Os juros da dívida portuguesa a 10 anos rondam os 3,2% esta quinta-feira, os mesmos níveis do pico da crise grega do último verão e bem acima de quando o Banco Central Europeu (BCE) passou, no início de 2015, a comprar dívida pública dos países da zona euro ao abrigo do programa de estímulos monetários. Todos os países da periferia estão a sofrer com o facto de os investidores estarem a prever nova deceção para a reunião desta quinta-feira do BCE, mas a incerteza política e o rescaldo da decisão sobre o Novo Banco colocam Portugal numa posição mais vulnerável, dizem os analistas.

“Nem mesmo o dinheiro do BCE consegue impedir que os investidores estejam preocupados com Portugal”, titula esta manhã a agência Bloomberg, onde é possível extrair o seguinte retrato da evolução dos juros de Portugal a 10 anos desde início de 2015:

GSPT10YR Index (PORTUGUESE GOVER 2016-01-21 08-27-00

Parte do efeito de agravamento dos juros deve-se à alteração da linha de referência a 10 anos para a linha emitida na semana passada, para 2016.

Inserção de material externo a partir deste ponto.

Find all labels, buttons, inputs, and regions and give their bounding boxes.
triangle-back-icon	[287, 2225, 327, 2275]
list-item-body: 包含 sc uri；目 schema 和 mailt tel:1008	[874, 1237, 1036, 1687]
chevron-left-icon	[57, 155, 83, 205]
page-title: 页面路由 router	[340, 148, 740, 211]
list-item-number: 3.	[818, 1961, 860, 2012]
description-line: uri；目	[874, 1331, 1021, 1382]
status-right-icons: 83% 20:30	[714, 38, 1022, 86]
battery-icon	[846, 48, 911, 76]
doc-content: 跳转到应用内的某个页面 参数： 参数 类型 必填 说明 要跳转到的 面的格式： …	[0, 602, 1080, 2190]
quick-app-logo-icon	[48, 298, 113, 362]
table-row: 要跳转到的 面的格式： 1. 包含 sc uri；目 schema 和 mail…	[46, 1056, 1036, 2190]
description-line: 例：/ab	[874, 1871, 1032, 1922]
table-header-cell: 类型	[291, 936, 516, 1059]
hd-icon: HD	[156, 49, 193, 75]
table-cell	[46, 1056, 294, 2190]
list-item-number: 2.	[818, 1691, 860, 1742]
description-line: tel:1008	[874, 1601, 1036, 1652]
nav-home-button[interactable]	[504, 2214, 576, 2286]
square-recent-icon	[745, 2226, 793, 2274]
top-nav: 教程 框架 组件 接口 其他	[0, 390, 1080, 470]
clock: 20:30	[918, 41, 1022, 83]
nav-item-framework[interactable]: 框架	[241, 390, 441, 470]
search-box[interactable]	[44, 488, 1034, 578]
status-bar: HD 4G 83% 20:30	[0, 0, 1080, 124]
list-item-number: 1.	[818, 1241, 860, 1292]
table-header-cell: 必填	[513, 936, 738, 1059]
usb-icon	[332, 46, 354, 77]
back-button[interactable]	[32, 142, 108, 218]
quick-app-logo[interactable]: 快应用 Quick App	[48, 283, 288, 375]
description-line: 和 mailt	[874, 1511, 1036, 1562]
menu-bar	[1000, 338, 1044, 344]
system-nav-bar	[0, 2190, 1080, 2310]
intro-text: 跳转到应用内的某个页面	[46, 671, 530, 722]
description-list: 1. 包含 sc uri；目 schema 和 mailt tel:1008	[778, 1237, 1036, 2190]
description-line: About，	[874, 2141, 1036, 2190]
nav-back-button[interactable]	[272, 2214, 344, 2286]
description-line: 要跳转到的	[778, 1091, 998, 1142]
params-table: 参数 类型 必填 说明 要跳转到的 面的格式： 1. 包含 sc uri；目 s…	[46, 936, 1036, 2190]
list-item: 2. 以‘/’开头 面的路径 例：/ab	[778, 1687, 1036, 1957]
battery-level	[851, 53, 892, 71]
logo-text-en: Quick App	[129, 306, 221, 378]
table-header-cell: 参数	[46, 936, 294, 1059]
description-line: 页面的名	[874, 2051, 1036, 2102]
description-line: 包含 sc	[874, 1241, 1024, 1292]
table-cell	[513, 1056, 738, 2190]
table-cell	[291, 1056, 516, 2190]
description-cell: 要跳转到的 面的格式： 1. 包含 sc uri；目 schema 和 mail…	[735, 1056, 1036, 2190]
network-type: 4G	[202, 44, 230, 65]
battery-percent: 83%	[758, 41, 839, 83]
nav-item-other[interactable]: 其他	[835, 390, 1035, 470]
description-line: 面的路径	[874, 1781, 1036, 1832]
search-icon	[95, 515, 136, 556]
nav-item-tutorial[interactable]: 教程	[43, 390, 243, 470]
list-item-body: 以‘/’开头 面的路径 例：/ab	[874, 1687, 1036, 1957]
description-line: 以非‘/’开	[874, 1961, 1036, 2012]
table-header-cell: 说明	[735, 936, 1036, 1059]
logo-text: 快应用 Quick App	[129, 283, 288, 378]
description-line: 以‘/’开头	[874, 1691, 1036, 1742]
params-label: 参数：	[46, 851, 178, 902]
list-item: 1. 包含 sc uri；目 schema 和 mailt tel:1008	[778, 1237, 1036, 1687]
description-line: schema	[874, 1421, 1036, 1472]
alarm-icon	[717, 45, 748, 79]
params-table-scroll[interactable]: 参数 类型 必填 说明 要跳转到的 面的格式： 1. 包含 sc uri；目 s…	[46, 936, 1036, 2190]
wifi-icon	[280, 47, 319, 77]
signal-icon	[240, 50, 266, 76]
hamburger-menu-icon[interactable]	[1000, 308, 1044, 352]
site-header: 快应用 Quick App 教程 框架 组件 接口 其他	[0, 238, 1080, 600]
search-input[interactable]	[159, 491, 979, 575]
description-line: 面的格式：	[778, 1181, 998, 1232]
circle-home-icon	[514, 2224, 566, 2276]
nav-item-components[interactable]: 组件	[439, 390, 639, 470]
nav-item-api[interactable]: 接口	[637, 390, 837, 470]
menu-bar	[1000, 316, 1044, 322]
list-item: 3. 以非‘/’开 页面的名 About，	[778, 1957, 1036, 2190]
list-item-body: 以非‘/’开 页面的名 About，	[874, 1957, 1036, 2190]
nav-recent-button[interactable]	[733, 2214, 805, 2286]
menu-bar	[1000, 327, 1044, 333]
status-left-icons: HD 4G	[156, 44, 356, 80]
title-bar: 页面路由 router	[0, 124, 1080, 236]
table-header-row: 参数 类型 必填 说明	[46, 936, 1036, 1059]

A pressão é generalizada sobre os países do Sul da Europa, havendo escassas expectativas de que a reunião desta quinta-feira do BCE resulte em quaisquer reforços dos estímulos monetários. As expectativas foram geridas no mercado por notícias na imprensa nas últimas semanas sobre o caminho que a autoridade monetária quer seguir daqui para a frente. Cada vez mais membros do BCE veem com ceticismo a possibilidade de se avançar com mais estímulos nos próximos tempos. “Agora é a vez de outros fazerem o seu trabalho“, disse um responsável do BCE à Reuters.

Investidores precisam de ver “responsabilidade” em Portugal

Os juros de vários países estão a subir, mas é mais pronunciado o agravamento do risco em torno de Portugal. “Para os investidores manterem a exposição à dívida portuguesa, precisam de ver que o novo governo está a seguir o caminho da responsabilidade orçamental“, disse à Bloomberg Ciaran O’Hagan, analista do Société Générale.

A diferença entre os juros de Portugal e da Alemanha, que está em 266 pontos, está no nível mais elevado desde julho de 2014. Parte do efeito de agravamento dos juros deve-se à alteração da linha de referência a 10 anos para a linha emitida na semana passada, para 2016.

spreaddddddd

As compras de dívida do BCE estão a ter um impacto. São uma torneira que está sempre a correr, mas não é capaz de travar um tsunami.

As declarações de Ciaran O’Hagan vão no mesmo sentido que as de Scott Thiel, gestor da BlackRock – uma gigante da gestão de ativos que foi apanhada na recente decisão do Banco de Portugal de retransferir algumas obrigações senior do Novo Banco de volta para o BES. Para Scott Thiel, que deu esta semana uma entrevista à Bloomberg TV, esse foi um dos episódios que leva os investidores internacionais a acreditarem que “a situação política lá [em Portugal] não está a ser bem vista pelo mercado”.

A evolução desfavorável dos juros de Portugal está, não só, a ter efeito no chamado mercado secundário mas já se manifestou na última emissão de dívida de longo prazo feita por Portugal, em que a taxa absoluta suportada pelo Tesouro foi a mais elevada desde 2014.